Il fit aussitôt demi-tour et franchit la ligne médiane au lieu d’attendre la prochaine sortie et les phares balayèrent la nuit en cahotant quand il dut enfoncer l’accélérateur pour éviter une voiture qui arrivait en sens inverse. Il s’engagea sur la rampe d’accès et Larry lui dit je te traite de ce que j’ai envie. Puis ni l’un ni l’autre ne prononcèrent un mot jusqu’à ce qu’ils arrivent au parking du stade.

Larry s’apprêtait à ouvrir la portière quand Walt lui dit attends une seconde. Faut que je te dise quelque chose et je veux pas que tu pètes les plombs quand je te l’aurai dit. Toi et moi on sait que Russell doit payer pour ce qu’il a fait mais perso les fusils et les flingues c’est niet. J’ai pas envie de mourir et tu devrais pas toi non plus. Et si on va jusque-là c’est exactement ce qui va se passer et j’ai pas l’intention de bouffer les pissenlits par la racine dans l’immédiat. Personne y gagnerait, ni moi, ni toi, ni Jason. Pour le reste, on fait comme tu veux. »

Larry ouvrit la portière et descendit du pick-up. Lança un regard à Walt.

« Quoi ?

— Alors t’es comme les autres, hein ? dit Larry.

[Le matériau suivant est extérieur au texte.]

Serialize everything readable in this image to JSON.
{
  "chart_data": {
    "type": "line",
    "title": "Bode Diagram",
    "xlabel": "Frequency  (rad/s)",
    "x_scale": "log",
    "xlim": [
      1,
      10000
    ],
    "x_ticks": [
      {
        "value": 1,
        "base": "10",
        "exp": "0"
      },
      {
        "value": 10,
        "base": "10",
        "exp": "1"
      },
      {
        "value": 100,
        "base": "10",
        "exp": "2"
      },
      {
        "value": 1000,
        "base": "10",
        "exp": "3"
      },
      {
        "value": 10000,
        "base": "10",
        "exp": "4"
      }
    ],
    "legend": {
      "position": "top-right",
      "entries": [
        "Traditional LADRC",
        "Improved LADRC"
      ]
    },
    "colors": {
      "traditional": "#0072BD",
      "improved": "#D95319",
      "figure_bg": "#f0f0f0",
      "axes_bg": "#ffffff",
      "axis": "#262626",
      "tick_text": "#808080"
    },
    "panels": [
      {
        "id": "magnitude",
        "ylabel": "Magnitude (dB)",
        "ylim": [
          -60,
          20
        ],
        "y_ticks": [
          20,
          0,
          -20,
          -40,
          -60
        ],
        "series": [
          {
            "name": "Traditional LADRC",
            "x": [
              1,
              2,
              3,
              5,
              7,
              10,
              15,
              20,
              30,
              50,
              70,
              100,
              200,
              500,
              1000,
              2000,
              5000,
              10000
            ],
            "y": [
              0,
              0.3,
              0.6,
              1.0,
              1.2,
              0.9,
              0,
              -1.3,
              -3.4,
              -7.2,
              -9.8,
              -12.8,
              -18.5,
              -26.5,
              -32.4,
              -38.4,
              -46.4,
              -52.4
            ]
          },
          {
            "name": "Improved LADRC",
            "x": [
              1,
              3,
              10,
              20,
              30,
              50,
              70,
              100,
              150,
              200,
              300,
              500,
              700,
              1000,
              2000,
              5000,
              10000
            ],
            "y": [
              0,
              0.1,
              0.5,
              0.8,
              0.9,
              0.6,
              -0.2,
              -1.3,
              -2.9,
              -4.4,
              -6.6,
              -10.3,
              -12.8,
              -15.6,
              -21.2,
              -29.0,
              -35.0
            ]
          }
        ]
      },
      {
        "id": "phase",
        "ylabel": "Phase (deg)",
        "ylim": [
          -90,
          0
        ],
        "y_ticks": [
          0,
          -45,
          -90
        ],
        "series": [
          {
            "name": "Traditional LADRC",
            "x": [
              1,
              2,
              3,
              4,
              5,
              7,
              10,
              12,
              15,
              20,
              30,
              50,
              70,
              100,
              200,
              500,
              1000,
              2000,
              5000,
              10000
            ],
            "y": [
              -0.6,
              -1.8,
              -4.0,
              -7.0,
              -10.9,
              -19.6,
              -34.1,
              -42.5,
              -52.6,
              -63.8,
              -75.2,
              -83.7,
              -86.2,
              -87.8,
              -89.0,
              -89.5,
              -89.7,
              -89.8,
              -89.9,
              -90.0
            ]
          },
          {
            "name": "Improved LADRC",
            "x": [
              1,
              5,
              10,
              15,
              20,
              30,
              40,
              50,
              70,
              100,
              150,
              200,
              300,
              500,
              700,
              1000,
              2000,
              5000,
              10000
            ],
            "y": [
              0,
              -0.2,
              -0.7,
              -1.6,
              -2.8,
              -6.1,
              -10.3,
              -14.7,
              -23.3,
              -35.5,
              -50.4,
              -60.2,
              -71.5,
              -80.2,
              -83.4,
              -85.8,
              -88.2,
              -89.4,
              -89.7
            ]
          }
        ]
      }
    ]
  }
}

— Quoi, comme les autres ? »

Larry fusilla Walt du regard et sentit le sang bouillonner en lui comme s’il commençait à fondre à l’intérieur, la chaleur dans ses veines attisée par la rage jusqu’à le réduire tout entier à une masse informe et brûlante de chair et d’os. Il continua de regarder son frère sans rien dire puis claqua la portière. Walt n’avait pas envie d’attendre la prochaine navette pour McComb et il redémarra en trombe et les pneus crissèrent sur l’asphalte. Larry alla baisser le hayon de son pick-up, s’assit sur le plateau et regarda le terrain de base-ball désert. Les allées et les gradins déserts. Puis il longea le terrain, pieds nus, entra par le portillon au niveau de la première base et se mit à courir. Il courut et plongea tête la première sur le marbre de la deuxième base puis se releva et se précipita vers la troisième et plongea de nouveau tête la première. La chemise et le jean et les bras et le cou maculés de terre battue rouge. Le cœur à deux cents et le souffle court et il enleva sa chemise et se remit à courir et à plonger, courir et plonger. Le torse et les bras striés d’éraflures et pissant le sang et de la terre plein les narines et les oreilles et sous les ongles et les yeux allumés de haine et de rage.